There is a point in the middle of the Pacific Ocean so far from land that it’s likely the closest humans to it are aboard the International Space Station.
A popular fact commonly shared on social media is the existence of a point colloquially referred to as “Point Nemo”— a geographic point on the globe in the southern Pacific Ocean further from any body of land than any other location on the globe. An allusion to the Jules Verne character Captain Nemo (whose name was a reference to the Latin word for “nobody”), the scientific term for such a point is the “oceanic pole of inaccessibility”:
The location of Point Nemo was defined by Croatian-Canadian survey engineer Hrvoje Lukatela using the logic that the most remote point would be an location equidistant from three coastlines, as the Earth is a three dimensional sphere. By crunching a ton of geo-spatial data on remote Pacific atolls and shorelines, he found that the most distant such point was 1450 nautical miles away from three bodies of land:
- Ducie Island (Pitcairn Island Group, South Pacific)

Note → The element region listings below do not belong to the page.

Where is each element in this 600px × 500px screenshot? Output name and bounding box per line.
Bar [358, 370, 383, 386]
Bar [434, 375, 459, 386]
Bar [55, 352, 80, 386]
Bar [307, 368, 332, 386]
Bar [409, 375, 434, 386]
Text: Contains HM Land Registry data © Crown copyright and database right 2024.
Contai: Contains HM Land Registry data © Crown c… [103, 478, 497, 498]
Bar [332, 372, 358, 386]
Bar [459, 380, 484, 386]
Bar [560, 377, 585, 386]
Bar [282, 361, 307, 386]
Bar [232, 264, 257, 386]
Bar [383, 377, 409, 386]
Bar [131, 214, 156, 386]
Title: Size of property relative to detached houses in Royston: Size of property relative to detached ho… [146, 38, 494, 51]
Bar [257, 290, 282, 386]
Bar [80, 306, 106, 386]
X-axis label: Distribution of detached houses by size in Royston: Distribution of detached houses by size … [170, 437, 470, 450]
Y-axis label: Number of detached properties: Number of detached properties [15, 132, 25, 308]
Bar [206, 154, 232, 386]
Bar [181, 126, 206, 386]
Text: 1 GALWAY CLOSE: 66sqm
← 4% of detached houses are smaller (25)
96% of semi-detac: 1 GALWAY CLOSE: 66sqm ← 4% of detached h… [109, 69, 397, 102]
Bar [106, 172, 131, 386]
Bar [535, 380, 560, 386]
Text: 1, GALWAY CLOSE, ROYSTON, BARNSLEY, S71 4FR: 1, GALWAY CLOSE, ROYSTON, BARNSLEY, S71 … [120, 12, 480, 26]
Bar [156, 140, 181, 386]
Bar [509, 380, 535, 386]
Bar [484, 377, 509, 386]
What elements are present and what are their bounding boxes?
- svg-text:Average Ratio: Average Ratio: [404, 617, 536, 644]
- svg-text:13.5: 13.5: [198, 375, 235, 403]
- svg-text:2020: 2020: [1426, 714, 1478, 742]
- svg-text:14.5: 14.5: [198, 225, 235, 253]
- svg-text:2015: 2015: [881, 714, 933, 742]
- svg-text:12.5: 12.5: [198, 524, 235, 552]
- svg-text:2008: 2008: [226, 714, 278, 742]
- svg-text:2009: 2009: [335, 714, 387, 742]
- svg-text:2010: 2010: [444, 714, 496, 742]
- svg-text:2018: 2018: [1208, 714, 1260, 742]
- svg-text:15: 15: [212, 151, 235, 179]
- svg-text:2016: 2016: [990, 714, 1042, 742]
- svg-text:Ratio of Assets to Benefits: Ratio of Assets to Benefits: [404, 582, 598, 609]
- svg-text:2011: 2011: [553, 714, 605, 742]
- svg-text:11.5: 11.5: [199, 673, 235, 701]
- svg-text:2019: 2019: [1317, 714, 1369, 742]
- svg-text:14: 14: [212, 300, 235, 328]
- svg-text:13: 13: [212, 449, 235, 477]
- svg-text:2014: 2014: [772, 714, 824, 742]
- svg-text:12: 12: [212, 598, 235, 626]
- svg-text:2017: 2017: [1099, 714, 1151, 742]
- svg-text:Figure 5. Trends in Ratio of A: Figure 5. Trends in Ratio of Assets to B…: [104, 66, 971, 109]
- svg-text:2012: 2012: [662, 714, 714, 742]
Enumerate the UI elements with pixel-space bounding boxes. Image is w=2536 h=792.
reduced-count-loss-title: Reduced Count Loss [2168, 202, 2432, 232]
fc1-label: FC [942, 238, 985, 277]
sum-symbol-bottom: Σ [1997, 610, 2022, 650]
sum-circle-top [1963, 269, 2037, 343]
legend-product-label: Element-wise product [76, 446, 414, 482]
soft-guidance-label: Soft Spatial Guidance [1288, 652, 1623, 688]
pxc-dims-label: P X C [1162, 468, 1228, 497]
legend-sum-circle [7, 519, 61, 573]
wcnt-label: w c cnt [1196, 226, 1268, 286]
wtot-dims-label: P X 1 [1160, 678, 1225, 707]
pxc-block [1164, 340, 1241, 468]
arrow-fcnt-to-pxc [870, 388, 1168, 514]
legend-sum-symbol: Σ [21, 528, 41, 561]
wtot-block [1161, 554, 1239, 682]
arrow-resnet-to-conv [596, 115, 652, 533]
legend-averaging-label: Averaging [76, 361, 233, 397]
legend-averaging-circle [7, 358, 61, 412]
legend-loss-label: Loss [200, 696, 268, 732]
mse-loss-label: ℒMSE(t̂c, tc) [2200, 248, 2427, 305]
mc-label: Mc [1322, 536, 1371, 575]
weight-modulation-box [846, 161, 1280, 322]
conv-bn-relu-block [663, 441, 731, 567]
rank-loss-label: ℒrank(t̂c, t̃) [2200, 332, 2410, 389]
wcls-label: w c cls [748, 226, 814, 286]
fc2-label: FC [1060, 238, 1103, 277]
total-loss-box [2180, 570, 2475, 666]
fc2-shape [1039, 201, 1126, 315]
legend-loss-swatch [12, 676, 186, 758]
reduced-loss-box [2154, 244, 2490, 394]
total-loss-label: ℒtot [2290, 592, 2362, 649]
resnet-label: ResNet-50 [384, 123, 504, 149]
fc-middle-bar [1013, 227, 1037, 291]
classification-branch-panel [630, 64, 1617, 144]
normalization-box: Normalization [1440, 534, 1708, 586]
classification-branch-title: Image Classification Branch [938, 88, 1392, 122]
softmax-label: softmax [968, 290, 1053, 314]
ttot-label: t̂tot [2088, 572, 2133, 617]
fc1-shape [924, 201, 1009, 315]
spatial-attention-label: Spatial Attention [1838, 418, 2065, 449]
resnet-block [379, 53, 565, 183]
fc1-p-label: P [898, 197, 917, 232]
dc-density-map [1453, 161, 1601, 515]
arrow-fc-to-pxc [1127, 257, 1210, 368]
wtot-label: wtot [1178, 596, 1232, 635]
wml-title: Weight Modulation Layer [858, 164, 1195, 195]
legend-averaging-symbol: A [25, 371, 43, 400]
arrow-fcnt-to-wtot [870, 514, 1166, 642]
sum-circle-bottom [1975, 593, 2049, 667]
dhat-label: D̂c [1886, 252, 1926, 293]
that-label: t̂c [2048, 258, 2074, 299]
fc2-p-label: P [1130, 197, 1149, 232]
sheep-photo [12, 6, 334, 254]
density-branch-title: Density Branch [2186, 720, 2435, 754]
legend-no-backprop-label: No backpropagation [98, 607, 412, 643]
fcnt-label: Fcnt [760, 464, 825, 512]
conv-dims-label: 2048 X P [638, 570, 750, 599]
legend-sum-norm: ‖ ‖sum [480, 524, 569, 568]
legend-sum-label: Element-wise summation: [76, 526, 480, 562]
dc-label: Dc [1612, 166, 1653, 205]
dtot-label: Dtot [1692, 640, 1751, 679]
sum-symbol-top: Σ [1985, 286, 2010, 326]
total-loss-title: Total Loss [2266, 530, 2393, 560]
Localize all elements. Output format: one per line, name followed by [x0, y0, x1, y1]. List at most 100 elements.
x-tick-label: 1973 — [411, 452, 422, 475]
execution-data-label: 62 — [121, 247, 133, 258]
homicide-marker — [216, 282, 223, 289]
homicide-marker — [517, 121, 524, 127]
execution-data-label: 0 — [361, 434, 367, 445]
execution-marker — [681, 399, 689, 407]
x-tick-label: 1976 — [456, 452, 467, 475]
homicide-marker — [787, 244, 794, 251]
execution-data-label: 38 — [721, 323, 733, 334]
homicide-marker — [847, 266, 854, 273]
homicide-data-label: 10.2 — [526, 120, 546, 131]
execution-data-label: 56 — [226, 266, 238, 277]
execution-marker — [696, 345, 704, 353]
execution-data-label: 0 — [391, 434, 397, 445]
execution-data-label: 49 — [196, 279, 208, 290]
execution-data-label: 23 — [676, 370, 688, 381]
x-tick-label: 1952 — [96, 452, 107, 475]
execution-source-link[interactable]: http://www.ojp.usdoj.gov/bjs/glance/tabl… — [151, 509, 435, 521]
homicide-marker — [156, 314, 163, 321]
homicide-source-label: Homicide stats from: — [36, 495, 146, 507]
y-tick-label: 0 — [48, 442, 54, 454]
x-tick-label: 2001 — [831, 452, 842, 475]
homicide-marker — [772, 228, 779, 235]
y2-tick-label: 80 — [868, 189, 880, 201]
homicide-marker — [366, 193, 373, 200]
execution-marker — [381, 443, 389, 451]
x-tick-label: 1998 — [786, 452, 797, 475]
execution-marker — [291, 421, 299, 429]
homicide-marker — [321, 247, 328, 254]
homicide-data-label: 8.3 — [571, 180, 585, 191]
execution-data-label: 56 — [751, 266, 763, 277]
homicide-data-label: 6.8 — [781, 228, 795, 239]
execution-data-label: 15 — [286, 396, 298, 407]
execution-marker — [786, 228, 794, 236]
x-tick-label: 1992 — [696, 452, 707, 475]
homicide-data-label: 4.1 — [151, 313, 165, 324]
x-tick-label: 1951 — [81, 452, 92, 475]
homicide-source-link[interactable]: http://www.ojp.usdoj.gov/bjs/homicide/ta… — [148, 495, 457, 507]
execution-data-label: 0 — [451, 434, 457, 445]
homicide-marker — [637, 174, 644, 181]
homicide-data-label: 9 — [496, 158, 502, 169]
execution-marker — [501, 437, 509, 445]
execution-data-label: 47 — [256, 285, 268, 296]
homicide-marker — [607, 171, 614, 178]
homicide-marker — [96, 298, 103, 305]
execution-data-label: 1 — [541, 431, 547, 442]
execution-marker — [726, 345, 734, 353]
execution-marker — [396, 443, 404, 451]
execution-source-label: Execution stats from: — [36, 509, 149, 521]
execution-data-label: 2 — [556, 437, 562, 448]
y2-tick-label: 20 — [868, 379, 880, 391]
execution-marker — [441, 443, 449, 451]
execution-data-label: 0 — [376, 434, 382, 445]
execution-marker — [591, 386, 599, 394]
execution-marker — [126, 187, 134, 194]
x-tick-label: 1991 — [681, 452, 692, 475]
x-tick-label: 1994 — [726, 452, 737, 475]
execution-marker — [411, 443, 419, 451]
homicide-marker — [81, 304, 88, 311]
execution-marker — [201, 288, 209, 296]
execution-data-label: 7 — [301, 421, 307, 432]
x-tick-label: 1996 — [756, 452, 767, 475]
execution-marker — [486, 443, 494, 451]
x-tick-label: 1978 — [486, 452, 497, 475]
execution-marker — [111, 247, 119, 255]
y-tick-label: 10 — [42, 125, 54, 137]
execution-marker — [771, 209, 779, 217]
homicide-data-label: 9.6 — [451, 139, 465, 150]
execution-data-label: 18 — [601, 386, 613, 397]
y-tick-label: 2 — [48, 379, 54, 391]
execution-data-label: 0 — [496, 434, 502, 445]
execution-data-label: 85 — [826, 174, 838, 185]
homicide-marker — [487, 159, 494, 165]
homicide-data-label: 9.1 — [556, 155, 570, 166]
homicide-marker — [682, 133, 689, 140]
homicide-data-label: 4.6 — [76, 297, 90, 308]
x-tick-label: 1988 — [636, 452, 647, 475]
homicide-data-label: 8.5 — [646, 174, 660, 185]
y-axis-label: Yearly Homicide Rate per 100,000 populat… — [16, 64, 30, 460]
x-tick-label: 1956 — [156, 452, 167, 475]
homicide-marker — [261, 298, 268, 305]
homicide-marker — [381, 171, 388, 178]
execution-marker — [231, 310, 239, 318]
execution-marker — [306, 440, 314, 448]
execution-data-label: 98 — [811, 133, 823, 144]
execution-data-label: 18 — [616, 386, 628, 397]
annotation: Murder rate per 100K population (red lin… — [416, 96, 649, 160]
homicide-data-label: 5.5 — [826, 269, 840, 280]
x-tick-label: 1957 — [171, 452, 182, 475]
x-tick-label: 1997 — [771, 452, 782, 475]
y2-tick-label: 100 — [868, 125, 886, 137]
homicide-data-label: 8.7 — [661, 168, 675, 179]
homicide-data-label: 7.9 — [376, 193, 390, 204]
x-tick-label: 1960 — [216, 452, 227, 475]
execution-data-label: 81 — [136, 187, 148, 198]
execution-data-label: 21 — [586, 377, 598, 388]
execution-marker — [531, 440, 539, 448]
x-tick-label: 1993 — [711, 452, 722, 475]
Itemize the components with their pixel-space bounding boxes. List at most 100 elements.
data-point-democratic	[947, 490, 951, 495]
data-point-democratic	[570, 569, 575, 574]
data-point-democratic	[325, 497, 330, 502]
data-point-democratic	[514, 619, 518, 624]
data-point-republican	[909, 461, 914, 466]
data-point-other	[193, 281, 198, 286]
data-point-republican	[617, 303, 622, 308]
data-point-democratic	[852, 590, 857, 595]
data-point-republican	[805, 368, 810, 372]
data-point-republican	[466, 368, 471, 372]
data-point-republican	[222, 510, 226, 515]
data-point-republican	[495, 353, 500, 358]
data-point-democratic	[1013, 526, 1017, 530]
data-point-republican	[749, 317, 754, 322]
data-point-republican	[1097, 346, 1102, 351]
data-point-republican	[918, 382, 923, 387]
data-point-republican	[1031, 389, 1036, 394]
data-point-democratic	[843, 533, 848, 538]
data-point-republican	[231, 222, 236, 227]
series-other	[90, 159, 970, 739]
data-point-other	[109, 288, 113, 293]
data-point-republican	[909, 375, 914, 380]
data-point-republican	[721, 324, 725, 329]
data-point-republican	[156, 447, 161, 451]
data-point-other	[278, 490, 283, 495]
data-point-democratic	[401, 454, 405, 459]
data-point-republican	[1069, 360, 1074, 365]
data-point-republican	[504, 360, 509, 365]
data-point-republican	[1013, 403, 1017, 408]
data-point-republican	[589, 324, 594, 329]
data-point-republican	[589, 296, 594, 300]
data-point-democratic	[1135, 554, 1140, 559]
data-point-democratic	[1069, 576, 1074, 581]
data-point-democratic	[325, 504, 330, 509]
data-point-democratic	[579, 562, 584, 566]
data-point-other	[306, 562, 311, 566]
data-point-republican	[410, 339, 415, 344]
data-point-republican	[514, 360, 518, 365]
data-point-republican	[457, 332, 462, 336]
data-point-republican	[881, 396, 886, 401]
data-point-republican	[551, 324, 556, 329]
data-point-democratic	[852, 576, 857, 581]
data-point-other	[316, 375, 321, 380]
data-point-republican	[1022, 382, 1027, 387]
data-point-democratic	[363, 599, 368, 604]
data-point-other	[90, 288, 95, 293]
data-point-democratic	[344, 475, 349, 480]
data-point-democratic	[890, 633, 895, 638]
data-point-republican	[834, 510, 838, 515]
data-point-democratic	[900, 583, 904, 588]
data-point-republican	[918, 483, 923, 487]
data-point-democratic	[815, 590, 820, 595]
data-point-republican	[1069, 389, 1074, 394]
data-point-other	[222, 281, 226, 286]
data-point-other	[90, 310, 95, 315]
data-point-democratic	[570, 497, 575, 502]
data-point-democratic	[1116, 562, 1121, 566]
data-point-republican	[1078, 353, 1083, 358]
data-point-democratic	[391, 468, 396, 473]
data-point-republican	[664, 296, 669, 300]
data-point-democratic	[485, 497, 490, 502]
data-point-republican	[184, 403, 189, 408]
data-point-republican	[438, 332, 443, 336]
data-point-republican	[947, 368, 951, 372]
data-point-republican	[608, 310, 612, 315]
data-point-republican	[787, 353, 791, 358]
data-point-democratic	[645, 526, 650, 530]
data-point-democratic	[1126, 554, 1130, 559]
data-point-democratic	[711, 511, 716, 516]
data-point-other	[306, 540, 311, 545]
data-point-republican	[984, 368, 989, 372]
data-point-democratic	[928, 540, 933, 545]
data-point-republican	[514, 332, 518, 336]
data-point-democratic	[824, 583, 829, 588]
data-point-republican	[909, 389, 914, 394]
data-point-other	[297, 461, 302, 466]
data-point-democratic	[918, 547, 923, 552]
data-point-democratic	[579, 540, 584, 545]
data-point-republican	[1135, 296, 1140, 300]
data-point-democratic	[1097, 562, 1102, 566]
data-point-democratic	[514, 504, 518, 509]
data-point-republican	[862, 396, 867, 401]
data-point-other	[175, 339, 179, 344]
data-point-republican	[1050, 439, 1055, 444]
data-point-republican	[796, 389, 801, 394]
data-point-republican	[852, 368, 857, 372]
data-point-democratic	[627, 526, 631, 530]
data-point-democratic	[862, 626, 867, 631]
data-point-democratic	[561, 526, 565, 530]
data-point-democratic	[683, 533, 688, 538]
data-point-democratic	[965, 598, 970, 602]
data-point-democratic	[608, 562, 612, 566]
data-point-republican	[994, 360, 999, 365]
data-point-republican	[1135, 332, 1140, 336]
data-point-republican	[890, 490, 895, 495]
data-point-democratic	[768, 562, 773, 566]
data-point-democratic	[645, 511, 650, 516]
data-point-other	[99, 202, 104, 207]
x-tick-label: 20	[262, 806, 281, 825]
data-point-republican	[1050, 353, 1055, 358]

- Motu Nui / Rapa Nui (“Easter Island”, South Pacific)
- Maher Island / Siple Island (Antarctica)
While the notion that there would be no land in any direction for more than a thousand miles is a mind-boggling prospect, many choose to highlight a more flashy sounding (but actually less impressive) fact about the area:
Point Nemo is so far from land, the nearest humans are often astronauts. The International Space Station orbits the Earth at a maximum of 258 miles (416km). Meanwhile the nearest inhabited landmass to Point Nemo is over 1,670 miles (2,700km) away.
While this is true, it would technically apply to any area under the path of the Space Station that is surrounded by at least 258 miles of likely uninhabited space — a considerably lower bar than the 1,670 mile radius defined by the oceanic pole of inaccessibility.